Xmas Gift Idea: JAAM 28

The latest issue of JAAM has been out for a few weeks. JAAM is a literary journal containing poetry and prose and varying amounts of non-fiction essays, photos, illustration, interviews… This time it also contains something by me. So naturally, a blog post telling you to buy it. That’s how these things work.

JAAM has been published out of Wellington since ’95, when it launched at the same time as a Victoria University Writing Club – the product of Mark Pirie’s enthusiasm and drive. The club lasted a few years before dissolving into a loose network of friends, but JAAM has published regularly since ’95. Currently an annual publication, edited by Helen Rickerby and Clare Needham (who were both in that original Class of ’95), this issue has the theme of “dance”.

I’m pleased to have a story in there because I really have a lot of love for JAAM, and its relaxed and unaffected sense of style. Also because, as mentioned in my author bio in the issue, I was there in ’95 when the club began and the journal was announced. It took me a very long time to submit something.

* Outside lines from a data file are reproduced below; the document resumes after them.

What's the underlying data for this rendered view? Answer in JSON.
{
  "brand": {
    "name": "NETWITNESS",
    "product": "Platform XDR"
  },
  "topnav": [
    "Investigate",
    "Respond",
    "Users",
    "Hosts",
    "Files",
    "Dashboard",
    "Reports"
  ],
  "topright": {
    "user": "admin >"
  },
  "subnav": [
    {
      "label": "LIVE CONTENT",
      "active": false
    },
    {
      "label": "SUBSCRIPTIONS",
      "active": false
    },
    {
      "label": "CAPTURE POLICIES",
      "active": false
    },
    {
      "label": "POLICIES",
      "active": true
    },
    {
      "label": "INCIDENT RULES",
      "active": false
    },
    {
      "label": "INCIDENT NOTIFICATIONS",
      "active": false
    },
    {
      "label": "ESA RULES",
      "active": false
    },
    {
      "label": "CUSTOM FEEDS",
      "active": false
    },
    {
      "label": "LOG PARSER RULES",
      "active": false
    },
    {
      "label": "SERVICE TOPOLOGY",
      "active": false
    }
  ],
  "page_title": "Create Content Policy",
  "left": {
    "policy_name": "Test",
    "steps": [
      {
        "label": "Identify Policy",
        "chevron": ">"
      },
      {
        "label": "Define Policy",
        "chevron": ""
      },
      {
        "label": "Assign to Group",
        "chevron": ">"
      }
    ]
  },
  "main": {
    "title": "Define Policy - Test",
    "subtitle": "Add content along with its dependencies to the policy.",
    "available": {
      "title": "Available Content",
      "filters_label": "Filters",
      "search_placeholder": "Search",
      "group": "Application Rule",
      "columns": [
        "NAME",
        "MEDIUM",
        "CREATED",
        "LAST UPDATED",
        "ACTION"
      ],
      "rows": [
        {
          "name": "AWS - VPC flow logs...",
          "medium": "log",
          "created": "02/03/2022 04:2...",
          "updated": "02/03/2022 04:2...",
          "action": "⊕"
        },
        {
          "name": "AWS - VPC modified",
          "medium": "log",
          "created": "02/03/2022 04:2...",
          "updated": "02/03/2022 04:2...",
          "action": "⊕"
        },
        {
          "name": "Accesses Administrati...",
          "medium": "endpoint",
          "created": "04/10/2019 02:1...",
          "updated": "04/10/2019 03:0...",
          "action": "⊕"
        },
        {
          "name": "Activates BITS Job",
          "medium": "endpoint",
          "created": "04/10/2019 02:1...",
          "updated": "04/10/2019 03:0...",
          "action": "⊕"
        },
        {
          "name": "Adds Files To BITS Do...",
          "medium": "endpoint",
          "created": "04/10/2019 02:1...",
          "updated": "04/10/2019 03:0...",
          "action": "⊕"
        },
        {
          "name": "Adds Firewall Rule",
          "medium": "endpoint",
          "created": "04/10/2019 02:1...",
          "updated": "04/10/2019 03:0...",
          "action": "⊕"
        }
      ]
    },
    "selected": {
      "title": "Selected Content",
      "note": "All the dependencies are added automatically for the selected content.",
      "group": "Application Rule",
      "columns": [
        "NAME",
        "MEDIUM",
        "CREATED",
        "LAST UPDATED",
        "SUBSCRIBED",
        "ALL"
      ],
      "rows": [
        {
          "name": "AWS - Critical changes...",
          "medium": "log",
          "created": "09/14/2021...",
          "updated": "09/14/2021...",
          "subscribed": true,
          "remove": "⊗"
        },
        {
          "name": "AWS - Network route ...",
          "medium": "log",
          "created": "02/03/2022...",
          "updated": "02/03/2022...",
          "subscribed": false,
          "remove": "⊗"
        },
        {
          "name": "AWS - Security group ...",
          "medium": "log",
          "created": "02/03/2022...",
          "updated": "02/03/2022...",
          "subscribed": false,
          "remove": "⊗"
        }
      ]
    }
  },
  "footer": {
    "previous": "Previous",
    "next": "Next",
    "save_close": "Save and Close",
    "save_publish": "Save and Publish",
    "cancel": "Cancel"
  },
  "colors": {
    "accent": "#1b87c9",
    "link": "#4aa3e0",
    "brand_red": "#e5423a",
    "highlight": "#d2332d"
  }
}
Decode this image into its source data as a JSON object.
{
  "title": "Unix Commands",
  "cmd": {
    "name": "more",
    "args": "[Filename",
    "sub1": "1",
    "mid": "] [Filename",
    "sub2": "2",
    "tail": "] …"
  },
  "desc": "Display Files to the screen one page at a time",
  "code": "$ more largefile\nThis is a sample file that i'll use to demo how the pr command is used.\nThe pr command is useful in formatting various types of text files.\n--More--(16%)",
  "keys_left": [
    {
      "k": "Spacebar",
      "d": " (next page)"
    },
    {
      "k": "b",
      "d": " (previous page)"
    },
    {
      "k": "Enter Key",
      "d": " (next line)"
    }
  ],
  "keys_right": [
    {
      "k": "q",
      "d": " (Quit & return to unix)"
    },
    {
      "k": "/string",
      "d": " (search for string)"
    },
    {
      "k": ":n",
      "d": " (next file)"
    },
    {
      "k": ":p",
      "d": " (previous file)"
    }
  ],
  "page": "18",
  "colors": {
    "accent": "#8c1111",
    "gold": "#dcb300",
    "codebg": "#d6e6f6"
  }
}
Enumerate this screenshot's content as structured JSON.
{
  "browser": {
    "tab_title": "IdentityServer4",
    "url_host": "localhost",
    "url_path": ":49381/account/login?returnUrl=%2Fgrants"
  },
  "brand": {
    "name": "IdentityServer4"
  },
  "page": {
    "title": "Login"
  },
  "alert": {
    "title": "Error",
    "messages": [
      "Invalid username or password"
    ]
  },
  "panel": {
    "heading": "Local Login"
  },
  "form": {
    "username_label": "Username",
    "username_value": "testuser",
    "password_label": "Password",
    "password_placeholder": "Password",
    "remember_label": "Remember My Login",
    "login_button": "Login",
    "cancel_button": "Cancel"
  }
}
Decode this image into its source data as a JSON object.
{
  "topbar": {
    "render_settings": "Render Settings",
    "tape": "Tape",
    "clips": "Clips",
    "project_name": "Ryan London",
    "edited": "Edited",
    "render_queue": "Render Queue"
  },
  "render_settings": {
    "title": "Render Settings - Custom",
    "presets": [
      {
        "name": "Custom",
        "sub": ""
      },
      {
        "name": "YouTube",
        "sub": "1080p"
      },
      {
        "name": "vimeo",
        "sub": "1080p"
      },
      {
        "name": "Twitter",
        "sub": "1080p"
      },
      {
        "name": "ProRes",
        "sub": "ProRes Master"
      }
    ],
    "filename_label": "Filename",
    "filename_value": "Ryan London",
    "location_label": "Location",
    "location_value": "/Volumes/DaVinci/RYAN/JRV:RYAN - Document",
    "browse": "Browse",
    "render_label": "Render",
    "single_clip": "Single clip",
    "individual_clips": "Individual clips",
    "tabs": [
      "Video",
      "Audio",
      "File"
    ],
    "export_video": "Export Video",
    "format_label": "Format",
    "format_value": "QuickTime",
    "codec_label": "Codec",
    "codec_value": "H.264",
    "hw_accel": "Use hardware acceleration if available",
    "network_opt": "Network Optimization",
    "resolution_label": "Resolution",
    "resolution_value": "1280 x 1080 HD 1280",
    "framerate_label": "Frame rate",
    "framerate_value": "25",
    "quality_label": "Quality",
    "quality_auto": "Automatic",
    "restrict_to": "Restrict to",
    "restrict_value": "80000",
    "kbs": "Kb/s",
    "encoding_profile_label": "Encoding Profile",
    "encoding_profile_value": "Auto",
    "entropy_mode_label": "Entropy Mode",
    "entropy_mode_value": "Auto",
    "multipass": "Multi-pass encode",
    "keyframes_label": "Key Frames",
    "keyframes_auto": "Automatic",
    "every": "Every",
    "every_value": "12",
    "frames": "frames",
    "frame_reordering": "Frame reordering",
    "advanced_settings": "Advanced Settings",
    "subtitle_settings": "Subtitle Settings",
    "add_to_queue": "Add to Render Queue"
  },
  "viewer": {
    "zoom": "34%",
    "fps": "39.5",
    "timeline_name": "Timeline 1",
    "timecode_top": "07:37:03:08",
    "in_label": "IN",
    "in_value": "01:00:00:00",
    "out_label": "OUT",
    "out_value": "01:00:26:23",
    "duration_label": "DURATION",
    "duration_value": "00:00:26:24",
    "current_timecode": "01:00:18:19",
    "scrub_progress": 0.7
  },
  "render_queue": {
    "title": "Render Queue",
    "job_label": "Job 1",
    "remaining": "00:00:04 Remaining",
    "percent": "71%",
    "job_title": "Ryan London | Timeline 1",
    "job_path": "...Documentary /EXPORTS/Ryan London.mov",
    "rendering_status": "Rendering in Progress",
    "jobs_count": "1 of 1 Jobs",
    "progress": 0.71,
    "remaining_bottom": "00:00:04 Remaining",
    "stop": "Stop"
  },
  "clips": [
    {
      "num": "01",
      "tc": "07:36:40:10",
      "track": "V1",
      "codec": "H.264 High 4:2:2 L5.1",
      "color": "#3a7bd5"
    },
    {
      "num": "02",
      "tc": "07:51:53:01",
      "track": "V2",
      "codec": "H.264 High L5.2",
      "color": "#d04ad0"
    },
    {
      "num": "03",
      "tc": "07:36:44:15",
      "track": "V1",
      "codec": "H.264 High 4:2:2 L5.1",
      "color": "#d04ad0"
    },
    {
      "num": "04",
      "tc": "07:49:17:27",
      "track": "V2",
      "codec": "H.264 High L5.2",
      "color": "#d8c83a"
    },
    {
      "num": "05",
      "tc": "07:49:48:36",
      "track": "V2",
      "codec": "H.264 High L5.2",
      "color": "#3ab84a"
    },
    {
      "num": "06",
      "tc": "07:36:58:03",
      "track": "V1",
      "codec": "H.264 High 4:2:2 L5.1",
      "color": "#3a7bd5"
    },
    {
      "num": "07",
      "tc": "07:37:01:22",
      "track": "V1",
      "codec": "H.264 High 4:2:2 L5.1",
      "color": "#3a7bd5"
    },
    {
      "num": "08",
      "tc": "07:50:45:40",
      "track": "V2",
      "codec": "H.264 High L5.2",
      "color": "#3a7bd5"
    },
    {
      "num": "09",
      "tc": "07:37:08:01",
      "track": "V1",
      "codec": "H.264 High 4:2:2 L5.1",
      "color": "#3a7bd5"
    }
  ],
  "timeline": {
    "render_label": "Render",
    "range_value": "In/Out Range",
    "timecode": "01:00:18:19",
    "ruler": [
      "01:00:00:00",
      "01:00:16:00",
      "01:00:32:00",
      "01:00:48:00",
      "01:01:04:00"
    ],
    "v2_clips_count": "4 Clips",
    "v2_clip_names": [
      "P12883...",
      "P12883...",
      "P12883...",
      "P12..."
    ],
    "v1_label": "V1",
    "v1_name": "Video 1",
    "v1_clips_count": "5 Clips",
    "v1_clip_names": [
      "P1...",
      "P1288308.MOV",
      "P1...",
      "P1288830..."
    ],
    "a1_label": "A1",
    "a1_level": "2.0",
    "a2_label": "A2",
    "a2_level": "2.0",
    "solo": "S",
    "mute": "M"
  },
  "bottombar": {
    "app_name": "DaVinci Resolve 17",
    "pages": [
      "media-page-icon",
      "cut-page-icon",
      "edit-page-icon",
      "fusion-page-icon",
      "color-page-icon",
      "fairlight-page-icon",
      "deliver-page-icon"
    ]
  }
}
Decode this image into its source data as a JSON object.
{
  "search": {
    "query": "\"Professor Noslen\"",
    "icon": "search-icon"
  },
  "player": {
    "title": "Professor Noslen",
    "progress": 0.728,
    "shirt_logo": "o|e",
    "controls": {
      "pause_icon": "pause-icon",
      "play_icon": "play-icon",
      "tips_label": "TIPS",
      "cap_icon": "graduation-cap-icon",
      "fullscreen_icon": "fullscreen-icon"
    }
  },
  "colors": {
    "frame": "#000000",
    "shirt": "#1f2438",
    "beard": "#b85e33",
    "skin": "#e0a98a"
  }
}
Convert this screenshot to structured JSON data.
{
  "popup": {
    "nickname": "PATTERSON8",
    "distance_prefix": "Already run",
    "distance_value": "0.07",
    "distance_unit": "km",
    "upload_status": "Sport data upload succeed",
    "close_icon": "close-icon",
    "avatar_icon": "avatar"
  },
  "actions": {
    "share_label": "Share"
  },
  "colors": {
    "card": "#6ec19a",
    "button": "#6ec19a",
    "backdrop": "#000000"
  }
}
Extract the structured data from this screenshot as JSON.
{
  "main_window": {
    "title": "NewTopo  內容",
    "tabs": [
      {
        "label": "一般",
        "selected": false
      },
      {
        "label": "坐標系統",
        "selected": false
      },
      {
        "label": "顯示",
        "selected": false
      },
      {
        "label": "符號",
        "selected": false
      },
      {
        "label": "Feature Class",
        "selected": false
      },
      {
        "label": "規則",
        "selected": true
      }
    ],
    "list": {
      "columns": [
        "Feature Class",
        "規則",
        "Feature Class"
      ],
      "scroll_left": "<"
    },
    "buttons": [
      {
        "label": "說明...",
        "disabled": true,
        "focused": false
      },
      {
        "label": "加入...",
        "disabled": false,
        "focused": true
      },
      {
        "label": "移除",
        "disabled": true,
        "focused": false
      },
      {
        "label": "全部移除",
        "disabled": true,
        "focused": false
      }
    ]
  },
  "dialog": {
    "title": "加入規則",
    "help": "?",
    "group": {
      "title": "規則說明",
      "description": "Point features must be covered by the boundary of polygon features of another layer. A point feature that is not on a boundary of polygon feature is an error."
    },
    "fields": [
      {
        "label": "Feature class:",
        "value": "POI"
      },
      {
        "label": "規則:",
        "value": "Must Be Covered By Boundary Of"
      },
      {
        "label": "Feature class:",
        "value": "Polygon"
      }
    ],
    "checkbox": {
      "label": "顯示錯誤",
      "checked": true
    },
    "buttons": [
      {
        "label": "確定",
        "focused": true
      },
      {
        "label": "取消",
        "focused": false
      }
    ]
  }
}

The story printed is one of the dozen short pieces I wrote last year in my short story binge. I sort of dread reading it in printed form because nothing makes you see all the limitations in your own craft like being published. But people have been very kind and it did get accepted in the first place, so. (In the JAAM-linked writing group there was a running joke that was also partly serious, where you’d always preface sharing your new work with a comment about why it sucked and you hated it.)

Anyway, even though I talk about me in this post, I’m only a few pages of a wide-ranging and nimble collection. The Xmas gift idea suggestion is a genuine one. This is good stuff, to be enjoyed.

JAAM is (or soon will be?) available at Unity Books in Wgtn and other places like that.

5 thoughts on “Xmas Gift Idea: JAAM 28”

  1. Thanks guys! Tim, it’s ‘Perfectly Right’ that turns up in this issue – don’t know who got to read that one beforehand, maybe you did…

  2. And a damn good story it is too! Thanks for the plug. JAAM is indeed available at Unity Books in Welly, and also in Auckland, and various other awesome independent bookshops.